Il a fallu discuter précisément ces interventions avec l’ensemble des commissaires. Nous ne voulions plus présenter les objets sélectionnés isolément, sur un socle, mais en lien avec d’autres sources, avec des documents d’archives que l’on ne fait d’ordinaire que survoler: des photographies, des textes, des justificatifs d’achat, des lettres, etc. Ce mode de présentation au sein des collections a été soigneusement planifié, y compris dans sa forme et son architecture. Nous avons opté pour de grandes vitrines modulaires, qui permettent de réunir des objets extrêmement divers avec beaucoup de flexibilité, laissent passer le regard par endroits et s’intègrent bien aux salles des collections. Il y a beaucoup d’étapes, de pièces exposées, d’histoires et de textes, nous proposons une approche durable, sur le long terme. Cette exposition peut aussi se visiter en plusieurs fois, les histoires et les modules forment des entités à part entière, on peut se plonger dans l’une ou dans l’autre. Il était prévu que l’exposition dure un an, mais nous l’avons déjà prolongée de neuf mois.

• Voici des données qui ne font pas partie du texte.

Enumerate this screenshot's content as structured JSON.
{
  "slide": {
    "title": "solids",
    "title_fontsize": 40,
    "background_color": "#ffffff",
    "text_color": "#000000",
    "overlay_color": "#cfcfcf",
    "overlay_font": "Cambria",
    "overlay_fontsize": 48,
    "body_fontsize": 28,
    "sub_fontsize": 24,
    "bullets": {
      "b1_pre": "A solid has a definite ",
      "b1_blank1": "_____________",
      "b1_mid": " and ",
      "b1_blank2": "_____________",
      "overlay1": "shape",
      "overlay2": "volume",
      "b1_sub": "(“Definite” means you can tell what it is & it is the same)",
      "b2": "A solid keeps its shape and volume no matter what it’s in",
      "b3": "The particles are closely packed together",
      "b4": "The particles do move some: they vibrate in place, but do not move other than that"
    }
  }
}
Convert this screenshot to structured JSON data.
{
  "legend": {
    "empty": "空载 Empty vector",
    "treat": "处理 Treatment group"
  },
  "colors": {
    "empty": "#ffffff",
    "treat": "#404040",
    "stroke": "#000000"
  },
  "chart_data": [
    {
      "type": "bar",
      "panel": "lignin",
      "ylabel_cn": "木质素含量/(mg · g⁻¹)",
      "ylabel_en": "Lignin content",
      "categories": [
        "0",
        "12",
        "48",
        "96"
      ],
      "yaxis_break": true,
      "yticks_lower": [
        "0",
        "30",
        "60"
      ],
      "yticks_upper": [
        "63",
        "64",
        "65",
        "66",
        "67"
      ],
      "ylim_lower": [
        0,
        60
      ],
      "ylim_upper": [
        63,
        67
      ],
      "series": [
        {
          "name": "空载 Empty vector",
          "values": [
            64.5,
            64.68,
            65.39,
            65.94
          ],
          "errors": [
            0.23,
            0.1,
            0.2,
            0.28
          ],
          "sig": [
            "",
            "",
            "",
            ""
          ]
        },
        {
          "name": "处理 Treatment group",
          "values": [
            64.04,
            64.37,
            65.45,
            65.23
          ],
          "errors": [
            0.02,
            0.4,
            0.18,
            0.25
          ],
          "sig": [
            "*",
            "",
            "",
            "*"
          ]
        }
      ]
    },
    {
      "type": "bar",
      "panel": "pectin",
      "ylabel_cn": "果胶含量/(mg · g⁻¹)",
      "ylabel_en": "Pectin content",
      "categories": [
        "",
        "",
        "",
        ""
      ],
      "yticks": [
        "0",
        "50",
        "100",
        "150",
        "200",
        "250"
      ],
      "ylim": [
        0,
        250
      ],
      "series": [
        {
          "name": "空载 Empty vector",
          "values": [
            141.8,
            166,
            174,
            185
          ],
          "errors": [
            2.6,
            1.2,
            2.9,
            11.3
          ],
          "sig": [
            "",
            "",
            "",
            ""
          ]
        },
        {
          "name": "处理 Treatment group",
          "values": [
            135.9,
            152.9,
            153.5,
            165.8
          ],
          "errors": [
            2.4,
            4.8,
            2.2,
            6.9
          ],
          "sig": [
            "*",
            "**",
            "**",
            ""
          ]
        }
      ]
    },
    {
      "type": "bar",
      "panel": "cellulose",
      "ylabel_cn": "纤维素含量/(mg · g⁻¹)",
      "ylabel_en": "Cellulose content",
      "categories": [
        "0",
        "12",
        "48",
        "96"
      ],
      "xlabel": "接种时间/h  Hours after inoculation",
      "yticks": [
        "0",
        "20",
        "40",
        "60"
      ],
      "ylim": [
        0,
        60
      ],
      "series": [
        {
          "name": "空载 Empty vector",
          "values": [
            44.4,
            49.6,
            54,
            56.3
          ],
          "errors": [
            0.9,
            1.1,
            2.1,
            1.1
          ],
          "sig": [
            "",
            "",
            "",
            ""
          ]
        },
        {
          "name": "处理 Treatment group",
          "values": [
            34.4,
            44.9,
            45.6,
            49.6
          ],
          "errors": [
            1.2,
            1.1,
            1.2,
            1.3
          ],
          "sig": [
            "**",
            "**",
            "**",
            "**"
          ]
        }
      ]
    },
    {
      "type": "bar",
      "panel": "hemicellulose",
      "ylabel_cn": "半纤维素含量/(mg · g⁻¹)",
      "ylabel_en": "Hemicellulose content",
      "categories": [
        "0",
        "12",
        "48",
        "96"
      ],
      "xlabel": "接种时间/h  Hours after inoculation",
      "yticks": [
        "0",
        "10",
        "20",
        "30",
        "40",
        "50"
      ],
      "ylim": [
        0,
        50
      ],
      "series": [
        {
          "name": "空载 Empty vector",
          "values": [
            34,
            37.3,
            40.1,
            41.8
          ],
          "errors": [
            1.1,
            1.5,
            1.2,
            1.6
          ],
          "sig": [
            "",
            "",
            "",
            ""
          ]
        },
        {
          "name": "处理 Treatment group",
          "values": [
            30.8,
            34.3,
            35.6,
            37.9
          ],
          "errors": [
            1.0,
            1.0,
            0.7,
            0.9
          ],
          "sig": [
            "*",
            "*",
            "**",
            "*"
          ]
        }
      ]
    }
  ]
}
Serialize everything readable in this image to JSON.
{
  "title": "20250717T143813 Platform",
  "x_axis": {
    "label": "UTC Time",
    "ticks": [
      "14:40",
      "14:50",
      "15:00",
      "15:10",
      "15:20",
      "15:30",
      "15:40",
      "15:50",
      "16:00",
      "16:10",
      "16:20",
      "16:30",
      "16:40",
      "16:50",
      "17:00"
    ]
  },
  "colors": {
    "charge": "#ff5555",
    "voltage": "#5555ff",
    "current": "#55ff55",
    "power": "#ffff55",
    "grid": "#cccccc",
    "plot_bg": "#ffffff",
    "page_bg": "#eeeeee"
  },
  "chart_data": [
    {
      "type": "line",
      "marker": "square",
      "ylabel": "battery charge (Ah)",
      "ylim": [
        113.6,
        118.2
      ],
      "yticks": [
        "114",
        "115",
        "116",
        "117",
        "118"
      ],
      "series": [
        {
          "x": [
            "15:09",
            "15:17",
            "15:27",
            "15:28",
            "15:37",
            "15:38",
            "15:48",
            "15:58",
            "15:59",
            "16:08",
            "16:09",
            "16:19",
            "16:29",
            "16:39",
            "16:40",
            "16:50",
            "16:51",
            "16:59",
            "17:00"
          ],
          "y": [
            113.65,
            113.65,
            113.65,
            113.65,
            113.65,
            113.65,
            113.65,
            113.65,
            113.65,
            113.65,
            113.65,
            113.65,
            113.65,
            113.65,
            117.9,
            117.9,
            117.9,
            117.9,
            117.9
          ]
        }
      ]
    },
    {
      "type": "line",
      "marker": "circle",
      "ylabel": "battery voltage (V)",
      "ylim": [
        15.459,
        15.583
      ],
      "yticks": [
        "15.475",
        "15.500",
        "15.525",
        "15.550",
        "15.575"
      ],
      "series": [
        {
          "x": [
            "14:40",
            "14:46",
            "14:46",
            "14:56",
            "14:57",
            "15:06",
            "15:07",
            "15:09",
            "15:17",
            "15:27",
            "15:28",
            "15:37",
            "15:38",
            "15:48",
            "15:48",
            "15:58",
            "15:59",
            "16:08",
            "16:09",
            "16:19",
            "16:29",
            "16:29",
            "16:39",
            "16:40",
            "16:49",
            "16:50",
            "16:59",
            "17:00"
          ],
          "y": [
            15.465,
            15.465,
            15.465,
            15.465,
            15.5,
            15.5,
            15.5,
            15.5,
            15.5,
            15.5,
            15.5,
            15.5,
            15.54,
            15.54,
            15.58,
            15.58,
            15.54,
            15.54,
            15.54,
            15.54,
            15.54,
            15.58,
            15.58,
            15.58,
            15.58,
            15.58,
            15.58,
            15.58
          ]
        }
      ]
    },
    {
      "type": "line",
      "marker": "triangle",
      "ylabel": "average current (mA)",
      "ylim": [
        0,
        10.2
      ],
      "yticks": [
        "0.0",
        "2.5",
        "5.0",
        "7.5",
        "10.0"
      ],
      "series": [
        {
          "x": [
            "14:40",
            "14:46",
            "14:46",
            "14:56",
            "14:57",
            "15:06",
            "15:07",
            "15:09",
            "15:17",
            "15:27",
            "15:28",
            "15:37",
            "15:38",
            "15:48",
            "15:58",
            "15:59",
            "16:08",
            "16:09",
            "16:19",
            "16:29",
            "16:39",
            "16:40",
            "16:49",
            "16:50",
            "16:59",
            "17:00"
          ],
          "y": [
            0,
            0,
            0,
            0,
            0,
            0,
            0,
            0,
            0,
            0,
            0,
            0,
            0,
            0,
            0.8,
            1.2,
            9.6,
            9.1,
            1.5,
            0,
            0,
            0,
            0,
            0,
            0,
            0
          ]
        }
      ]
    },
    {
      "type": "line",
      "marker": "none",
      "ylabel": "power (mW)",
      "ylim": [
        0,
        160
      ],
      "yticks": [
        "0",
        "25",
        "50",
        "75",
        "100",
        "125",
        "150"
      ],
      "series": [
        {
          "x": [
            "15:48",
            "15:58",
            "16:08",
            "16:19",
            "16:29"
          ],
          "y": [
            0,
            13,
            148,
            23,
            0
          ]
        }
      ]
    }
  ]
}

Vous avez aussi une offre sur mesure pour les enfants. Souvent, les plus jeunes ne connaissent pas encore bien le monde des musées. Que voulez-vous leur transmettre?

Nous voudrions leur faire comprendre que les objets de notre collection n’ont pas toujours été là, et qu’on peut raconter leur parcours. Les sensibiliser aux multiples facettes de la création artistique, leur montrer qu’il existe des traces que l’on peut lire, et que la présence des objets au musée est l’oeuvre de personnes et de motivations très différentes.

Quelles ont été les réactions jusqu’à présent?

Nous avons eu des retours formidables, y compris du milieu professionnel. Et dans la dernière salle de l’exposition, où nous avons installé des sièges et une petite bibliothèque, le public peut laisser ses impressions, ses réactions, ses réflexions. Une personne, par exemple, a écrit: «La culture va bien au-delà du regard européen.» D’autres posent la question des restitutions. Nous apprécions ces feedback. On peut voir une partie de ces post-it sur le site web. Ces commentaires nous serviront pour nos futures expositions.